Actor and activist George Clooney said he hopes that technology can bring public attention to the border region of Sudan and prevent potential violence and even genocide after a critical referendum there next week.
In an exclusive interview this morning on 'This Week,' Clooney told me about the goals of the newly-launched Satellite Sentinel Project, a joint effort backed by the U.N., Google and human rights groups to have satellites monitor the border between Sudan’s northern and southern region.
Southern Sudan will vote next Sunday on whether to break away from the northern part of the country, which has been wracked with violence in the past decade. The Satellite Sentinel Project backed by Clooney and John Prendergast of the Enough Project will provide high-resolution images of the border region on the project’s website that the public can monitor, in hopes of drawing attention to the region in case of violence after the referendum.
I asked Clooney what the proper reaction to photographic evidence of violence or human rights abuses on the border region should be if it occurs.
“First of all, if you see actual evidence of those kind of attacks, that's something … that the U.N. can actually work with,” Clooney said. “But for the most part, our job is to say that these things have been happening in the dark for a long time … We're going to be able to, you know, not show it afterwards, but show it beforehand, that there were plans, there are tanks lined up, that there are helicopters online, that are going to…that are about to commit atrocities.”
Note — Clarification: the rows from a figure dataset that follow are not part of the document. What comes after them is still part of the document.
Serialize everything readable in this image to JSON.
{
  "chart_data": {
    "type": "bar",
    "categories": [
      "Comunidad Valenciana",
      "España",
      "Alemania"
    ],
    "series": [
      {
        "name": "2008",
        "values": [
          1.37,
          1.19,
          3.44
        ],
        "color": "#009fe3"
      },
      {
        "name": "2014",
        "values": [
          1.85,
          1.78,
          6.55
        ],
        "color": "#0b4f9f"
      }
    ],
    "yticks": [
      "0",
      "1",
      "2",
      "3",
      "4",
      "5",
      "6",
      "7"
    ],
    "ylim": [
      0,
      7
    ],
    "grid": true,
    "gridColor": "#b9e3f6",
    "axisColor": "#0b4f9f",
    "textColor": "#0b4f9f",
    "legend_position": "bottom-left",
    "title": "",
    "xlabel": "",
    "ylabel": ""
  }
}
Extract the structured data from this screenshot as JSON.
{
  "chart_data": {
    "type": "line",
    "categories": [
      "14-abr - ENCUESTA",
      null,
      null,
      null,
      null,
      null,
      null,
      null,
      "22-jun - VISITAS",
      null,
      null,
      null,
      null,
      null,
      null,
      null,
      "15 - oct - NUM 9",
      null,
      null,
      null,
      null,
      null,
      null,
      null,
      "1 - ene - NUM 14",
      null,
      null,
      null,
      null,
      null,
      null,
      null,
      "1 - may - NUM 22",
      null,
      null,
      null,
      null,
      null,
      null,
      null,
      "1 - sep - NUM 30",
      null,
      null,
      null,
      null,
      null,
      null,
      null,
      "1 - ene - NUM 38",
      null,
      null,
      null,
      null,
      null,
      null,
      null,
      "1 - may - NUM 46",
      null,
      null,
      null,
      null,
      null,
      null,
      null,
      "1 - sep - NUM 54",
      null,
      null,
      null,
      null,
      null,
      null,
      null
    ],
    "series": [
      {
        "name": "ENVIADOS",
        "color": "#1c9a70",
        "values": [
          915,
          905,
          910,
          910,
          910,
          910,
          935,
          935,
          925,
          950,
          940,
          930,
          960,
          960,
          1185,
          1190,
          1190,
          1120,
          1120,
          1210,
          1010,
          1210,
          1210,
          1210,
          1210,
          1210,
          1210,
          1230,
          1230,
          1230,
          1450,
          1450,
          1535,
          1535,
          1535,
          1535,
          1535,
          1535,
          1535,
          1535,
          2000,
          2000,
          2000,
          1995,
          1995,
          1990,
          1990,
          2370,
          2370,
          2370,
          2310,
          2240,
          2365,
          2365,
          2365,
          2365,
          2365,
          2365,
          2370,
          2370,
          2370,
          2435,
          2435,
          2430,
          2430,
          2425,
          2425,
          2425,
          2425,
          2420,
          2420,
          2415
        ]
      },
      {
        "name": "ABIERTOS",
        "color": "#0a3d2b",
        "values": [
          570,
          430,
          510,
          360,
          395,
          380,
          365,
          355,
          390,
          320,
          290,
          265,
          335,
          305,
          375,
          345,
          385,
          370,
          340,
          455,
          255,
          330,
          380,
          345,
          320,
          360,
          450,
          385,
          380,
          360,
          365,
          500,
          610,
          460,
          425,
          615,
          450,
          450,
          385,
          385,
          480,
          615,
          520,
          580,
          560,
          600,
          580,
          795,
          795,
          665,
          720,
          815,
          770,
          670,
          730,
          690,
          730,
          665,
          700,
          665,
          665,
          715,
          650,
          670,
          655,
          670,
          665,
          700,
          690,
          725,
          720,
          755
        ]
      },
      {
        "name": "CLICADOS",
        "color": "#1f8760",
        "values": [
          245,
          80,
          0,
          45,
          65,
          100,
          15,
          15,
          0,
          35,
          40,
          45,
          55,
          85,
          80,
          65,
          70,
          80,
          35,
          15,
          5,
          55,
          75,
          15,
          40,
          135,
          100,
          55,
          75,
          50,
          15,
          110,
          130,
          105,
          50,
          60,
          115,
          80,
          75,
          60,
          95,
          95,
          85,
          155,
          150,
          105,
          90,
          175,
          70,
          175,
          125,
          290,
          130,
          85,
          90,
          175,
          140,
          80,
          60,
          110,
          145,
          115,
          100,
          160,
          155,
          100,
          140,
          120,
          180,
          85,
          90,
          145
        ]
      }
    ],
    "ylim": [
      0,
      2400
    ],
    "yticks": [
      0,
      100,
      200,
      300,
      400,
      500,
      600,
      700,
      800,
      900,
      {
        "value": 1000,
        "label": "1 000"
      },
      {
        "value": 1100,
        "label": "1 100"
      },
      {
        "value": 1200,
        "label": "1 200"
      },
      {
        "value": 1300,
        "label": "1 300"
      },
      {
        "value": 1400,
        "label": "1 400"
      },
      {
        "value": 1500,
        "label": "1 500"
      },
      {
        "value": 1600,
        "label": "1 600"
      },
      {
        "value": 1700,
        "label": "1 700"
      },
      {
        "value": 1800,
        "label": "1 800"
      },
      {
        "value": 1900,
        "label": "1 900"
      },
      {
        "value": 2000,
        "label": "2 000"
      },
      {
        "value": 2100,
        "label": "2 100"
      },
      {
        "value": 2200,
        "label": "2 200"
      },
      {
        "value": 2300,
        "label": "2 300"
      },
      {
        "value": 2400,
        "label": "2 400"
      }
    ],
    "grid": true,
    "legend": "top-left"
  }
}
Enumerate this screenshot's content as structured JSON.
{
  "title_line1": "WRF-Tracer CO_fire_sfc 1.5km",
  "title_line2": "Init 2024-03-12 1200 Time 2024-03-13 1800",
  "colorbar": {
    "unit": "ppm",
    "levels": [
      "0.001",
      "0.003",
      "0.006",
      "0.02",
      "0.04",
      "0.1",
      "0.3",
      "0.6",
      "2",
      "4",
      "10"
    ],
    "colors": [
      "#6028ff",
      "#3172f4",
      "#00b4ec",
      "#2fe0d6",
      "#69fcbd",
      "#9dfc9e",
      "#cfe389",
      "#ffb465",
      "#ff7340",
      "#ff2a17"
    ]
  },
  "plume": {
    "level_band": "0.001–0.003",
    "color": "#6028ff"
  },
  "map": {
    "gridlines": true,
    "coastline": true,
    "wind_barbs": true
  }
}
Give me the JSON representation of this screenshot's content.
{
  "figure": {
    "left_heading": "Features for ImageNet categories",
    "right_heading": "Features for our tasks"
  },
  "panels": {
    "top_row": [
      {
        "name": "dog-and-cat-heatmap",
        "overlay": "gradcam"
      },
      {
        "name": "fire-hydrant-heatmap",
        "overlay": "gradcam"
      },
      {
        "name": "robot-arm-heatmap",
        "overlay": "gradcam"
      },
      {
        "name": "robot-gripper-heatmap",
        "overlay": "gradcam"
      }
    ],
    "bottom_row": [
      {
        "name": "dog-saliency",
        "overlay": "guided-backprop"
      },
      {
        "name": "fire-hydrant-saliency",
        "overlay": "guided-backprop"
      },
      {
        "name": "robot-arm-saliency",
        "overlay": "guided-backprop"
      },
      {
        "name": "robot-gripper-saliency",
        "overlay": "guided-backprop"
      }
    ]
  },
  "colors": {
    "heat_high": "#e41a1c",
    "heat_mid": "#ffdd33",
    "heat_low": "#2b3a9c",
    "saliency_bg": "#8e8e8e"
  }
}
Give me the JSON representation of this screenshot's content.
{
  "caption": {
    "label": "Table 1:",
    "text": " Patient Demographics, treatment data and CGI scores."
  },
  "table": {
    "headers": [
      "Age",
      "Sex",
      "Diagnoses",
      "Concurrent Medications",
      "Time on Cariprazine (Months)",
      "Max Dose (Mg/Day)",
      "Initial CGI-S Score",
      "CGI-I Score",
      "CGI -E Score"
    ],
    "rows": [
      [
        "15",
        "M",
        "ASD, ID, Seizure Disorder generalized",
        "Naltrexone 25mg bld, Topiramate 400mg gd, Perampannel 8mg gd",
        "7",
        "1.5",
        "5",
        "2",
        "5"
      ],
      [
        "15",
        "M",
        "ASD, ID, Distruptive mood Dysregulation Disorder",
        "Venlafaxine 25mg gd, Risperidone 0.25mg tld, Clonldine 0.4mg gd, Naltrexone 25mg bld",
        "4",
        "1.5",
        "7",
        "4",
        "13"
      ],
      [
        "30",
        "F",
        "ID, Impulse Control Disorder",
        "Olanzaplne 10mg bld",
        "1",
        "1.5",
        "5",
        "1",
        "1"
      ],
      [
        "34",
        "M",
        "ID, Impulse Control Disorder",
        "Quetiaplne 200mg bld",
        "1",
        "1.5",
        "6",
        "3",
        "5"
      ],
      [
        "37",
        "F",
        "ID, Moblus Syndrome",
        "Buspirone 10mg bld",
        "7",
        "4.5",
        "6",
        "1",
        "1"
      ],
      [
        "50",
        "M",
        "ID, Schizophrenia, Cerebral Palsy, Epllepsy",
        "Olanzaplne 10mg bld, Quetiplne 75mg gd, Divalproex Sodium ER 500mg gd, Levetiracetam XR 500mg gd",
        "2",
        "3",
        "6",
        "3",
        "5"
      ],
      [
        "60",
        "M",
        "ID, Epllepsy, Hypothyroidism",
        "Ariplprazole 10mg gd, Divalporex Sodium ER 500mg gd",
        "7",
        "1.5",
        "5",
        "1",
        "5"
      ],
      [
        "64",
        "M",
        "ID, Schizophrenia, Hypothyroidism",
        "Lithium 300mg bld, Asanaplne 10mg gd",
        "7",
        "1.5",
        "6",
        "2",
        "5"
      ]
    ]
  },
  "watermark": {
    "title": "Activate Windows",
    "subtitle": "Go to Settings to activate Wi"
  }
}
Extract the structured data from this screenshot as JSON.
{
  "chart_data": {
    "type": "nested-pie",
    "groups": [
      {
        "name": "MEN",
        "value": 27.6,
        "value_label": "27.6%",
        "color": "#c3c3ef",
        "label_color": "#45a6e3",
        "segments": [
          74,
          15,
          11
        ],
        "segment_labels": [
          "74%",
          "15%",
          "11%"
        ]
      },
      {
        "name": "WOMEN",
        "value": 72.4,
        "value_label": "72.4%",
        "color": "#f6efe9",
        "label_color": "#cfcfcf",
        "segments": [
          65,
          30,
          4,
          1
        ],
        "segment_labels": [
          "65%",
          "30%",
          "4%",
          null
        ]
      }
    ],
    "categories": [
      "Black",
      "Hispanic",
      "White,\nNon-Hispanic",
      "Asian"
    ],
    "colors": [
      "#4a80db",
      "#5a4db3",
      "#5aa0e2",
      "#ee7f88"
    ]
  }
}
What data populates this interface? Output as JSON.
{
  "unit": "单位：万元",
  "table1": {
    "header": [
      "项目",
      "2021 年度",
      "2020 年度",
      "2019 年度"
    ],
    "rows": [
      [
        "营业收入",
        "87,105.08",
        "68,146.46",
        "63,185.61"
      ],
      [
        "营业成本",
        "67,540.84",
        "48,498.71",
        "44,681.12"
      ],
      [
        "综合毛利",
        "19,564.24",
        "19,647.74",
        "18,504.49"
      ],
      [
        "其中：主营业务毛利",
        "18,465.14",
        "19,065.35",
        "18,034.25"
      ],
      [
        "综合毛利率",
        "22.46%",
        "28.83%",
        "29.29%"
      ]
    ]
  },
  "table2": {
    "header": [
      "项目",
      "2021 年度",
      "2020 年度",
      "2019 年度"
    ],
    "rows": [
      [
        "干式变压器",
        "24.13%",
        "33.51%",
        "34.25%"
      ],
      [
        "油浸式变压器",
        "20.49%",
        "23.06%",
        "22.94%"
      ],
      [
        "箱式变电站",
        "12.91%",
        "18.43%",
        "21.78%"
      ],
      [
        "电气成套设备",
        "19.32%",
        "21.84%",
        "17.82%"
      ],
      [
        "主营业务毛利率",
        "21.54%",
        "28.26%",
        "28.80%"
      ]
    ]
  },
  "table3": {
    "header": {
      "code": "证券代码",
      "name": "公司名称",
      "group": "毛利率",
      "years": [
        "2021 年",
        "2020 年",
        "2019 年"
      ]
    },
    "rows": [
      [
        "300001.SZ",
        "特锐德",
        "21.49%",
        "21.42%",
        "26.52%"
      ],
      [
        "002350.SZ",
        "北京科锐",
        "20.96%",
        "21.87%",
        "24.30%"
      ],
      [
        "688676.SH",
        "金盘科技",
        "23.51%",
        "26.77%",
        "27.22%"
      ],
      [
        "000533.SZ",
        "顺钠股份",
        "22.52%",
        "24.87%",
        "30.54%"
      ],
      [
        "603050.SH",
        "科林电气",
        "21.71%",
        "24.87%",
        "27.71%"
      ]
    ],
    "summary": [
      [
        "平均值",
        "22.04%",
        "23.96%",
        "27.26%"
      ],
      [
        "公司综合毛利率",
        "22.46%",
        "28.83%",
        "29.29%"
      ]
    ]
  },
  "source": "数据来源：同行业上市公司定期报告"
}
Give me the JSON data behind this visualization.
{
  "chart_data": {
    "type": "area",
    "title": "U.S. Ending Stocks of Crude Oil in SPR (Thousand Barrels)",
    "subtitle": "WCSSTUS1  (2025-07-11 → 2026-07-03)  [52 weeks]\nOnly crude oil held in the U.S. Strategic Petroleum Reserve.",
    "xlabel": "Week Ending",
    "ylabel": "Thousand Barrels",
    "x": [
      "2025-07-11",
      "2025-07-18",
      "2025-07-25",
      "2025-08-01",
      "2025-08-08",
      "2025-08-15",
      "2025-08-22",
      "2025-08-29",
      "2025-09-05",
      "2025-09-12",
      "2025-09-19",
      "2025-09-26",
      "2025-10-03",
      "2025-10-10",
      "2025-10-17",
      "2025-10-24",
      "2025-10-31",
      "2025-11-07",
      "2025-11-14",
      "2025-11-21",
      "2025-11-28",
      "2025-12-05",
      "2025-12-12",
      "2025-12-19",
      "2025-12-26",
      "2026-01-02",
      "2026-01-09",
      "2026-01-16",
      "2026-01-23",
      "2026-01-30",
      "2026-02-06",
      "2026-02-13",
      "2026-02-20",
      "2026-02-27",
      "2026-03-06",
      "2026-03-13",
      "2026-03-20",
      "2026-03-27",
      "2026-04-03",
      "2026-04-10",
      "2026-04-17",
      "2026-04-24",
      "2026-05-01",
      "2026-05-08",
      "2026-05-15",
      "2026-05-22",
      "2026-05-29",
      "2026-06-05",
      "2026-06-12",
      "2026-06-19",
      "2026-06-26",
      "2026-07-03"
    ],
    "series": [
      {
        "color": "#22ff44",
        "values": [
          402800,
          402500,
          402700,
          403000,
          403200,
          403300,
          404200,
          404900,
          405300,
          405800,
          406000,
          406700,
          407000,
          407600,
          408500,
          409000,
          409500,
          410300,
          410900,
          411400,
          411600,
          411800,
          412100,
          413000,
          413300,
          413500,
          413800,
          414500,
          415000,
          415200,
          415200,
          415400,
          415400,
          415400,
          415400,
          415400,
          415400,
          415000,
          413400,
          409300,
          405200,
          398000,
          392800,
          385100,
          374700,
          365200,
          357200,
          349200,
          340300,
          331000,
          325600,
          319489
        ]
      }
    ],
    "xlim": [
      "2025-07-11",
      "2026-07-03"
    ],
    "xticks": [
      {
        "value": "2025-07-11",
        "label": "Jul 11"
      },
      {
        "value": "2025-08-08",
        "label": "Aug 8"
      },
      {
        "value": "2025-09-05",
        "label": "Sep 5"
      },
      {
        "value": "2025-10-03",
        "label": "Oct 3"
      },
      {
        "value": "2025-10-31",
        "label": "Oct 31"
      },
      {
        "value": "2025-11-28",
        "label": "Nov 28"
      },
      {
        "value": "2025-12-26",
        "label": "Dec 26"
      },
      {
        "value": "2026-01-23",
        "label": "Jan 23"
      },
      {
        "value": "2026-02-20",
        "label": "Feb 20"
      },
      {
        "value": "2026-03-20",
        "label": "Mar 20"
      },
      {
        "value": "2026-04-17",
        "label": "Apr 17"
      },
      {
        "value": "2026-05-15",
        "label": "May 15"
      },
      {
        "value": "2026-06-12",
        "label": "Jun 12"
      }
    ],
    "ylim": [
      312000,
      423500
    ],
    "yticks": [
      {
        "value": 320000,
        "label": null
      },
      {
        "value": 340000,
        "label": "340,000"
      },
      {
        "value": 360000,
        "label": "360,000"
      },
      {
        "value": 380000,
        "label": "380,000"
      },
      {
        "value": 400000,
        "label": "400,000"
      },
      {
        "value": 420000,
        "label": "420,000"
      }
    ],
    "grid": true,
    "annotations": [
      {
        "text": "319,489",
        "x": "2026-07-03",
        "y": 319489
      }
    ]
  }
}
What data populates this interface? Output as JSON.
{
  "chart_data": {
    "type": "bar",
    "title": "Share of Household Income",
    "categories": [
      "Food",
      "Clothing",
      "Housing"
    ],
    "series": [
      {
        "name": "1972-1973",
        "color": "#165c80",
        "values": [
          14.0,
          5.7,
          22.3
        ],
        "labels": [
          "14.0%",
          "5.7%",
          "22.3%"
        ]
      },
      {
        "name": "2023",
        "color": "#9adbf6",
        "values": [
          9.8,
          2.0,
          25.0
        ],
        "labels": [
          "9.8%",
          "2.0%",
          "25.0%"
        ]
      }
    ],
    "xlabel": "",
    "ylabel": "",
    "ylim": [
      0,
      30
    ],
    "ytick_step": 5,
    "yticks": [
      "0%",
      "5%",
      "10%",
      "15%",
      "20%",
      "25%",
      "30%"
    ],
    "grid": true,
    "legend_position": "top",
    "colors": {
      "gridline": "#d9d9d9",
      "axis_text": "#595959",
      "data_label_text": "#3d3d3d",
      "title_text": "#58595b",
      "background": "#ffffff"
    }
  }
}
When I asked how the Satellite Sentinel Project would help ensure that the referendum in Sudan happens as peacefully as possible, John Prendergast of the Enough Project said it is “all about deterrence and about accountability.”
“The history of this government in Khartoum that's been in power for 20 years now is they've used divide-and-destroy methods to stay in power,” Prendergast said. “So we want to make sure that we're watching in the sky and on the ground to deter the government in Khartoum from undertaking these kinds of methods to try to undermine this historic moment in Sudan.”
Clooney said the project, which will cost $750,000 to run, is a cost-effective way to prevent violence, instead of “putting Band-Aids on a wound after the wound has been inflicted.”
“If we're able to prevent atrocities, then we don't have any Band-Aids to put on, and we don't have refugees to feed and take care of,” Clooney said. “Our job is to try and stop it before it starts. It's a much cheaper way of doing it.”